Over the first three 45-minute episodes, the trio bumbles with varying degrees of guile through interactions with the primarily Latino and Native homeowners whose neighborhoods they intend to redevelop. Dougie is openly cynical about his ambitions for the reality show and shamelessly manipulates scenarios for the camera—in the opening scene of the first episode, he goads an elderly Latina woman into letting him apply water and mentholated tear stick to her eyes to make her appear emotional during an interview. Whitney ingratiates herself to people through patronizing smiles, empty affirmations, and virtue-signaling parlance (when Asher uses the word “homeless,” she quickly substitutes “unhoused”); Asher waffles in the middle, deferring to anyone’s dubious compass but his own. He provokes the titular curse from the lips of a young Somali girl after—at Dougie’s suggestion—he gives her $100 on camera, only to demand it back once they’ve gotten the shot. The further Asher goes trying to amend his mistake—not out of remorse, but out of fear—the messier things get.

Together Whitney, Asher, and Dougie comprise three heads of a singular heedless, malignant beast, leaving destruction in their wake and finding ways to justify it at every turn. If it sounds cruel, well, it is; in three episodes, The Curse manages to rival both the heinousness and the hilarity of all eleven seasons of Curb Your Enthusiasm (whose season nine Larry-gets-cursed storyline it incidentally invokes) and promises to only get more twisted over the 10-episode season. As the story unfolds, it becomes increasingly clear just how much power Asher and Whitney have in relation to the locals, and how little responsibility they ultimately feel toward them. Furthermore, as we get a closer look into Asher and Whitney’s marriage, we see that they’re barely even accountable to each other.
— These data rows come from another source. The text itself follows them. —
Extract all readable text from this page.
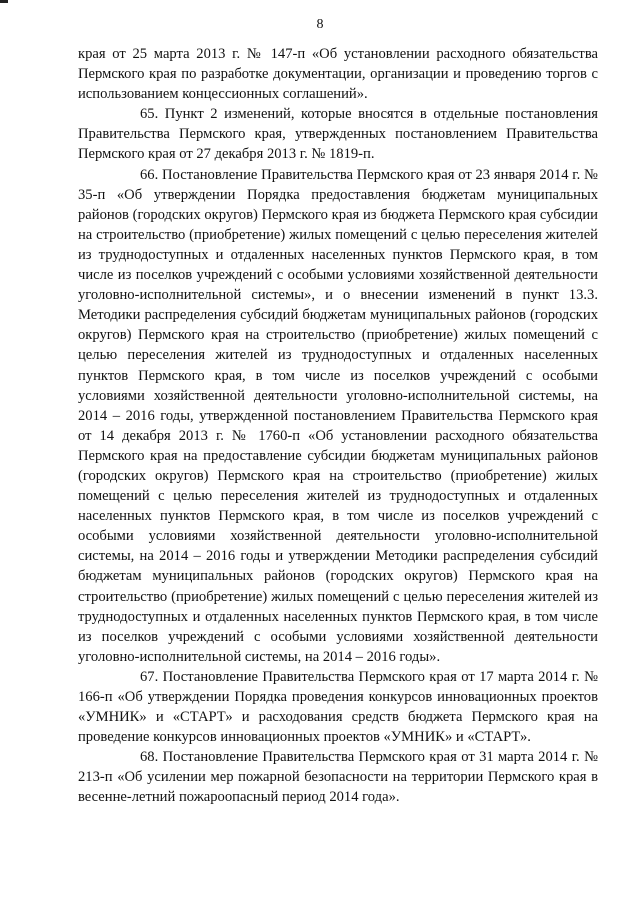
8

края от 25 марта 2013 г. № 147-п «Об установлении расходного обязательства Пермского края по разработке документации, организации и проведению торгов с использованием концессионных соглашений».

65. Пункт 2 изменений, которые вносятся в отдельные постановления Правительства Пермского края, утвержденных постановлением Правительства Пермского края от 27 декабря 2013 г. № 1819-п.

66. Постановление Правительства Пермского края от 23 января 2014 г. № 35-п «Об утверждении Порядка предоставления бюджетам муниципальных районов (городских округов) Пермского края из бюджета Пермского края субсидии на строительство (приобретение) жилых помещений с целью переселения жителей из труднодоступных и отдаленных населенных пунктов Пермского края, в том числе из поселков учреждений с особыми условиями хозяйственной деятельности уголовно-исполнительной системы», и о внесении изменений в пункт 13.3. Методики распределения субсидий бюджетам муниципальных районов (городских округов) Пермского края на строительство (приобретение) жилых помещений с целью переселения жителей из труднодоступных и отдаленных населенных пунктов Пермского края, в том числе из поселков учреждений с особыми условиями хозяйственной деятельности уголовно-исполнительной системы, на 2014 – 2016 годы, утвержденной постановлением Правительства Пермского края от 14 декабря 2013 г. № 1760-п «Об установлении расходного обязательства Пермского края на предоставление субсидии бюджетам муниципальных районов (городских округов) Пермского края на строительство (приобретение) жилых помещений с целью переселения жителей из труднодоступных и отдаленных населенных пунктов Пермского края, в том числе из поселков учреждений с особыми условиями хозяйственной деятельности уголовно-исполнительной системы, на 2014 – 2016 годы и утверждении Методики распределения субсидий бюджетам муниципальных районов (городских округов) Пермского края на строительство (приобретение) жилых помещений с целью переселения жителей из труднодоступных и отдаленных населенных пунктов Пермского края, в том числе из поселков учреждений с особыми условиями хозяйственной деятельности уголовно-исполнительной системы, на 2014 – 2016 годы».

67. Постановление Правительства Пермского края от 17 марта 2014 г. № 166-п «Об утверждении Порядка проведения конкурсов инновационных проектов «УМНИК» и «СТАРТ» и расходования средств бюджета Пермского края на проведение конкурсов инновационных проектов «УМНИК» и «СТАРТ».

68. Постановление Правительства Пермского края от 31 марта 2014 г. № 213-п «Об усилении мер пожарной безопасности на территории Пермского края в весенне-летний пожароопасный период 2014 года».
Stone, Safdie, and especially Fielder give balls-out performances that make The Curse infinitely engrossing even and especially at its most unnerving moments, and their work underlines what may be the show’s greatest strength overall: how deftly it blends Fielder’s and Safdie’s distinctive talents for sowing narrative discomfort. There are breathlessly tense sequences—dangerous car rides, a chase scene—that should feel familiar to those who delighted in the blistering anxiety of Uncut Gems, and there is also an attention to socioeconomic circumstance that recalls Good Time and Heaven Knows What. Meanwhile Fielder’s knack for inflicting and enduring agonizing levels of social awkwardness proves just as affecting in a fictional context as in Nathan for You and The Rehearsal; a scene where Asher requires assistance using an ATM turns into a waking nightmare. The in-world TV segments within the show are also distinctly Fielderian: In the first episode, Dougie shares footage from a scrapped reality dating show he worked on, in which women competed for the affection of a masked man who was later revealed to be a burn victim, called Love to the 3rd Degree—a bit that feels straight out of the Nathan for You playbook.

The Curse also happens to be in conversation with Fielder’s and the Safdies’ previous work in its seeming engagement with the criticism that has been leveled at both creators in the past about whether their riding of the line between reality and fiction should be considered exploitative of their subjects. When Asher and Whitney question the ethics of Dougie’s dating show, he insists that the burn victim at its center was “in on the joke,” therefore no one was harmed. In regards to their burgeoning HGTV project, about which Asher and Whitney express hesitation about manipulating the interviewees too much, Dougie’s defense is that since they are “helping the community,” the project is “immune to criticism.” Dougie’s argument plays into his characterization as a crude and slimy Chad, but Asher and Whitney’s tactics reveal them to be equally insidious and calculating.

Out of the gate, The Curse is a circus of depravity and wickedness that invites all the perverse excitement one might hope for and expect from its auteurs, but as the reflections in their house of mirrors begin to multiply and warp, don’t be surprised if you start to feel sick.